Sadly, just because they’re gone it doesn’t mean the affects of abuse are gone. It would be nice if escaping was as simple as leaving. But, it’s not.
Living in an abusive environment for any length of time has an affect on our heads and our hearts. Unless you’re a psychopath without a conscience and emotions, no matter how strong you are and the intensity of your resolve there was still an impact on your head and heart.
It’s a reality we must accept in order to overcome abuse and heal ourselves. People often say time heals all wounds. But, I disagree. Time doesn’t heal all wounds. Action heals. We must do the hard work of healing ourselves.
We were targets of abuse and they dragged their horror story into our lives. For a time, they were successful at corrupting our heads and hearts with their delusional thinking. And now that they’re gone – we have to undo the pile of insanity they dumped in our yard.
We can’t internalize the corruption they desperately tried to get us to adopt. We can’t own the simple truths they twisted. The lies they shared about who we are and what we did. They can choose to see things the way how they see them, think how they think, believe what they believe, treat people how they choose to treat people and we don’t have to agree.

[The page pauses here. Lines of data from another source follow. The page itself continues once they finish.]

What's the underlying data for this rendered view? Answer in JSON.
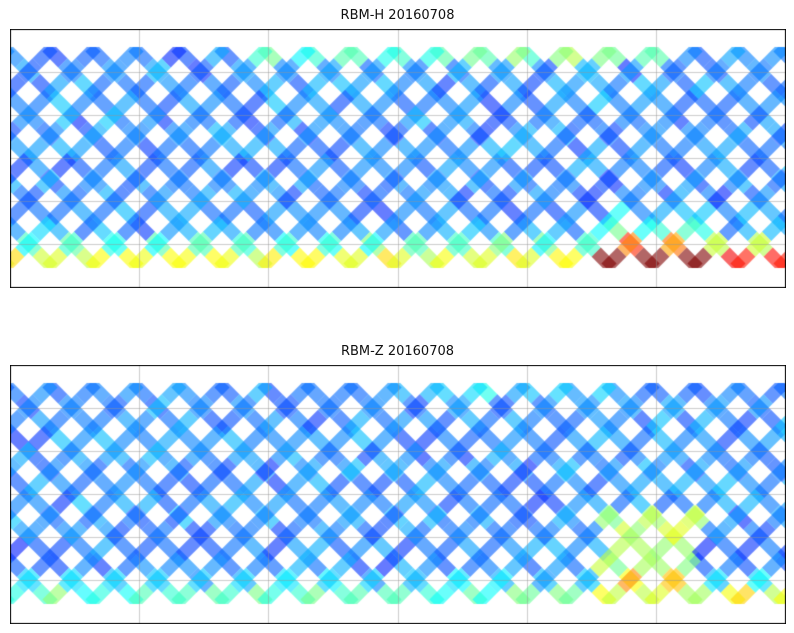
{
  "panels": [
    {
      "title": "RBM-H 20160708",
      "variant": "H"
    },
    {
      "title": "RBM-Z 20160708",
      "variant": "Z"
    }
  ],
  "map": {
    "projection": "PlateCarree",
    "central_longitude": 180,
    "gridline_lon_step_deg": 60,
    "gridline_lat_step_deg": 30,
    "data_lat_range": [
      -65,
      65
    ],
    "colormap": "jet"
  }
}
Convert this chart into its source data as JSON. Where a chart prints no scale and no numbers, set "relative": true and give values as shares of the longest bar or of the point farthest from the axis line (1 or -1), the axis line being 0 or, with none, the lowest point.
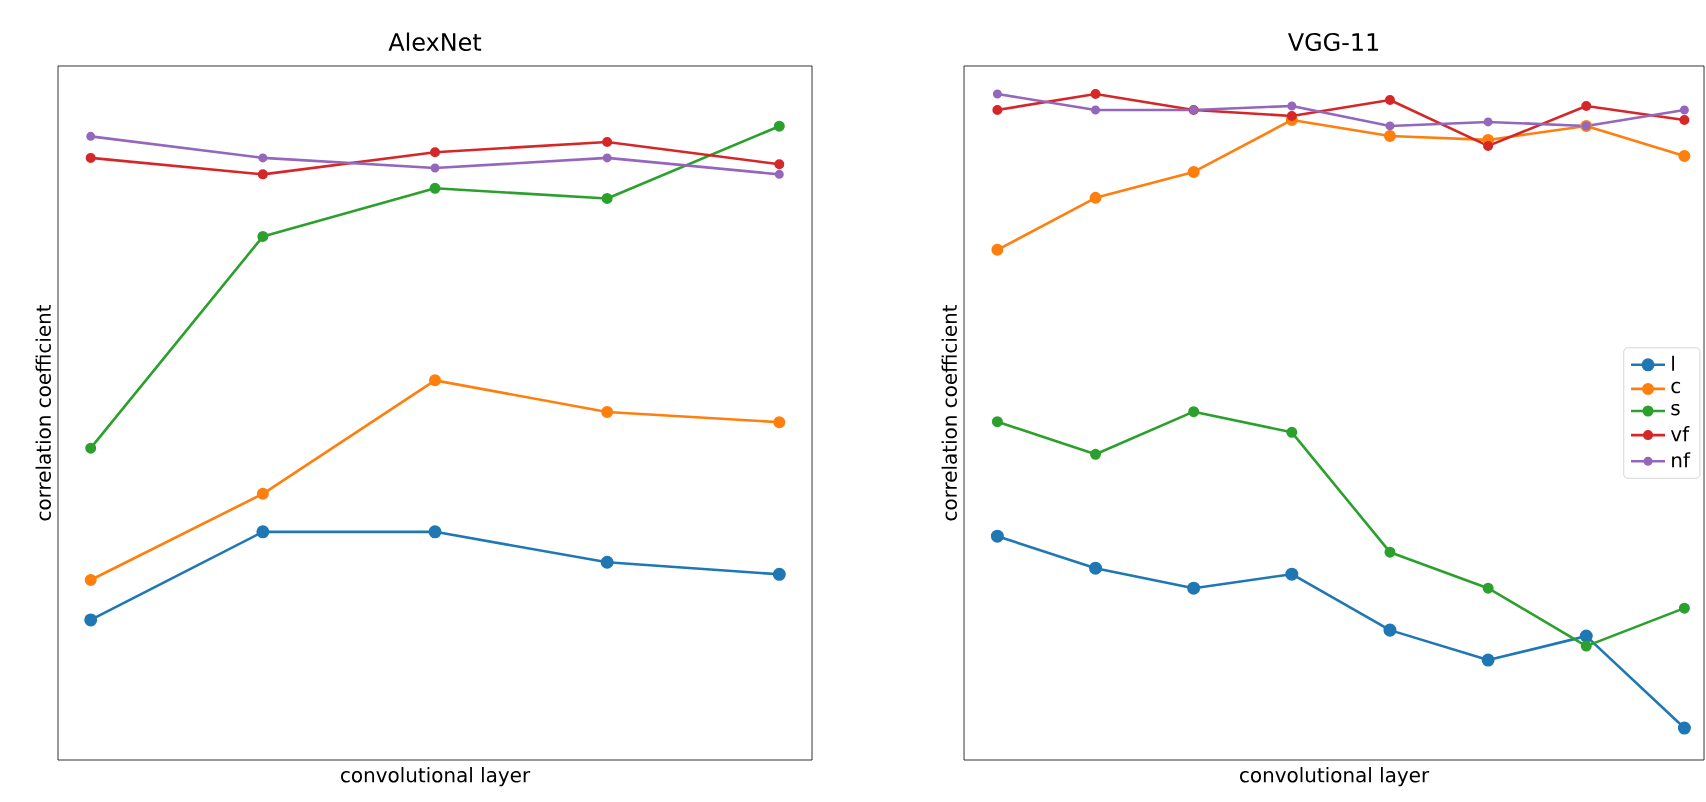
{
  "chart_data": [
    {
      "type": "line",
      "title": "AlexNet",
      "xlabel": "convolutional layer",
      "ylabel": "correlation coefficient",
      "relative": true,
      "marker": "circle",
      "categories": [
        null,
        null,
        null,
        null,
        null
      ],
      "series": [
        {
          "color": "#1f77b4",
          "values": [
            0.221,
            0.36,
            0.36,
            0.312,
            0.293
          ]
        },
        {
          "color": "#ff7f0e",
          "values": [
            0.284,
            0.42,
            0.599,
            0.549,
            0.533
          ]
        },
        {
          "color": "#2ca02c",
          "values": [
            0.492,
            0.826,
            0.902,
            0.886,
            1.0
          ]
        },
        {
          "color": "#d62728",
          "values": [
            0.95,
            0.924,
            0.959,
            0.975,
            0.94
          ]
        },
        {
          "color": "#9467bd",
          "values": [
            0.984,
            0.95,
            0.934,
            0.95,
            0.924
          ]
        }
      ]
    },
    {
      "type": "line",
      "title": "VGG-11",
      "xlabel": "convolutional layer",
      "ylabel": "correlation coefficient",
      "relative": true,
      "marker": "circle",
      "legend": "center right",
      "categories": [
        null,
        null,
        null,
        null,
        null,
        null,
        null,
        null
      ],
      "series": [
        {
          "name": "l",
          "color": "#1f77b4",
          "values": [
            0.336,
            0.288,
            0.258,
            0.279,
            0.195,
            0.15,
            0.186,
            0.048
          ]
        },
        {
          "name": "c",
          "color": "#ff7f0e",
          "values": [
            0.766,
            0.844,
            0.883,
            0.961,
            0.937,
            0.931,
            0.952,
            0.907
          ]
        },
        {
          "name": "s",
          "color": "#2ca02c",
          "values": [
            0.508,
            0.459,
            0.523,
            0.492,
            0.312,
            0.258,
            0.171,
            0.228
          ]
        },
        {
          "name": "vf",
          "color": "#d62728",
          "values": [
            0.976,
            1.0,
            0.976,
            0.967,
            0.991,
            0.922,
            0.982,
            0.961
          ]
        },
        {
          "name": "nf",
          "color": "#9467bd",
          "values": [
            1.0,
            0.976,
            0.976,
            0.982,
            0.952,
            0.958,
            0.952,
            0.976
          ]
        }
      ]
    }
  ]
}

Their dysfunctional thoughts and actions don’t have to be ours. We can see things differently. We can make choices in our own lives based on our truths and what works for us even if it directly clashes with someone else.
The challenge in the healing process is disconnecting from the dysfunction and reconnecting with what we think, how we feel, what we believe, and what our values are.
When we’ve been enmeshed with a dysfunctional, controlling, and abusive partner, we lose touch with our own heads and hearts. Our identity becomes blurred. We lack clarity.
However, the greatest impact on creating a life that we can fall in love with is taking back control of our minds and making choices that are congruent with our heads and our hearts.
It takes a tremendous amount of courage to leave an abusive relationship and tons more to heal from it. We’ve all got hills to climb in our lives and sitting at the bottom won’t make the hill go away. Healing is possible and I wish for your head and heart that you make the choice to heal yourself from abuse so that you can become the unstoppable person you aspire to be.